Nathanael (or Nathaniel) Salmon (22 March 1675 – 2 April 1742) was an English antiquary who wrote books on Roman and other antiquities to be found in the south-east of England. He was not well respected as a scholar in his time or subsequently, but he was industrious and well travelled, and he recorded many local customs and much folklore.

==Early life==
Nathanael Salmon was born on 22 March 1675 at Meppershall Rectory, Bedfordshire, the eldest son of Thomas Salmon, the Rector, and his wife Katherine Bradshaw. He was educated at Corpus Christi College, Cambridge (LLB, 1695).

==Career==
Salmon was ordained a priest in 1699, but refused to swear allegiance to Queen Anne in 1702 and thereby reject the son of King James II. He resigned as a curate and worked for a time as a physician. He rejected the offer of a parish in Suffolk, although it paid a stipend of £140 a year.

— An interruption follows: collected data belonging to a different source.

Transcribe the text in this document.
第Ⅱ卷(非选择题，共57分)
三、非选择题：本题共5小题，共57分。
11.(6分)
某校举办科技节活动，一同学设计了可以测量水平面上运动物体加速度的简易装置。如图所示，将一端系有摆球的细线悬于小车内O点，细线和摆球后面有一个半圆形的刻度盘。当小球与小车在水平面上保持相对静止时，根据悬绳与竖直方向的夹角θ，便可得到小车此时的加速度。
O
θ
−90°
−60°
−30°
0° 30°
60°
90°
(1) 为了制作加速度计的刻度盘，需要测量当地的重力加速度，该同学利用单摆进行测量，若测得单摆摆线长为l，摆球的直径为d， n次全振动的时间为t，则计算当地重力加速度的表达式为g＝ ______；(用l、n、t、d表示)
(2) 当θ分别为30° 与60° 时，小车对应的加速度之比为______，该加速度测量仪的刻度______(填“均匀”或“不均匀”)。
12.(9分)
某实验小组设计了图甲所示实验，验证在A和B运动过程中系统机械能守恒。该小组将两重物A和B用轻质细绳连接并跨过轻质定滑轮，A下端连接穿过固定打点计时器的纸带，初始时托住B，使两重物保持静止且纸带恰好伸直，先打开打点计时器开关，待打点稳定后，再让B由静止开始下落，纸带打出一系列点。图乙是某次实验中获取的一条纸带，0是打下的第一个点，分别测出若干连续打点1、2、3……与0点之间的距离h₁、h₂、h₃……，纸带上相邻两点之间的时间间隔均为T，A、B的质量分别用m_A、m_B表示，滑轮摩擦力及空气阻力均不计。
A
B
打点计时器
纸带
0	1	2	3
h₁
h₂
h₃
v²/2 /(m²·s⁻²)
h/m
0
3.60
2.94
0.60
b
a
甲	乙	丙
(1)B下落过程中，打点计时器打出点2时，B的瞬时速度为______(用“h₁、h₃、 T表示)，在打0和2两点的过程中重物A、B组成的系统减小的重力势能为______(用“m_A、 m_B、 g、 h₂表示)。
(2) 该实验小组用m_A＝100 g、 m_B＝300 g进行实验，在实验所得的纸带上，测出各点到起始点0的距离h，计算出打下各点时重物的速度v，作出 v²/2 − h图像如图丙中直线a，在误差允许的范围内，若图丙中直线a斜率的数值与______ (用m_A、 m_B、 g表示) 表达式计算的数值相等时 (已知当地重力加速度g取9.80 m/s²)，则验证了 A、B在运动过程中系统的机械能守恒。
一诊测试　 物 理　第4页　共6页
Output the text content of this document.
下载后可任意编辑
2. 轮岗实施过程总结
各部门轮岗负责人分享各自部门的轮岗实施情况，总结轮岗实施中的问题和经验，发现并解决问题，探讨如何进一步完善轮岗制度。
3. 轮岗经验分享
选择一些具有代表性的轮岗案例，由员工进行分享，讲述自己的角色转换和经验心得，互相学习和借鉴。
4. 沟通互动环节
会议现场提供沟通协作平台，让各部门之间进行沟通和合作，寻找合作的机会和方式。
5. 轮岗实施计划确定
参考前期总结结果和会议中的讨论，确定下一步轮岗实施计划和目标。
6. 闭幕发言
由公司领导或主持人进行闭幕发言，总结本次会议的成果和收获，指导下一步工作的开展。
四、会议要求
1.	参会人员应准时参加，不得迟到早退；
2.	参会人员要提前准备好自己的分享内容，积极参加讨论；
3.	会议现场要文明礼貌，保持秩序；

Salmon wrote a number of books on local history, collecting folklore and detailing local customs, and he "could turn a pungent phrase." He travelled extensively in England, carefully observing landscape and recording what he was told of the folklore, as well as current life and conditions. His histories are considered inaccurate, but he usefully published much manuscript material.

==Death==
Salmon died in London on 2 April 1742, leaving three daughters. He was buried at St Dunstan in the West, London 5 April 1742.

==Works==
- The History of Hertfordshire, describing the county and its ancient monuments, particularly the Roman, Richardson, London, 1728.
- A New Survey of England, wherein the Defects of Camden are supplied &c, 11 parts, 1728–1729.
- The Lives of the English Bishops from the Restauration to the Revolution, 1731–1733.
- Antiquities of Surrey, collected from the most ancient records, London, 1736.
- The History and Antiquities of Essex, 1740.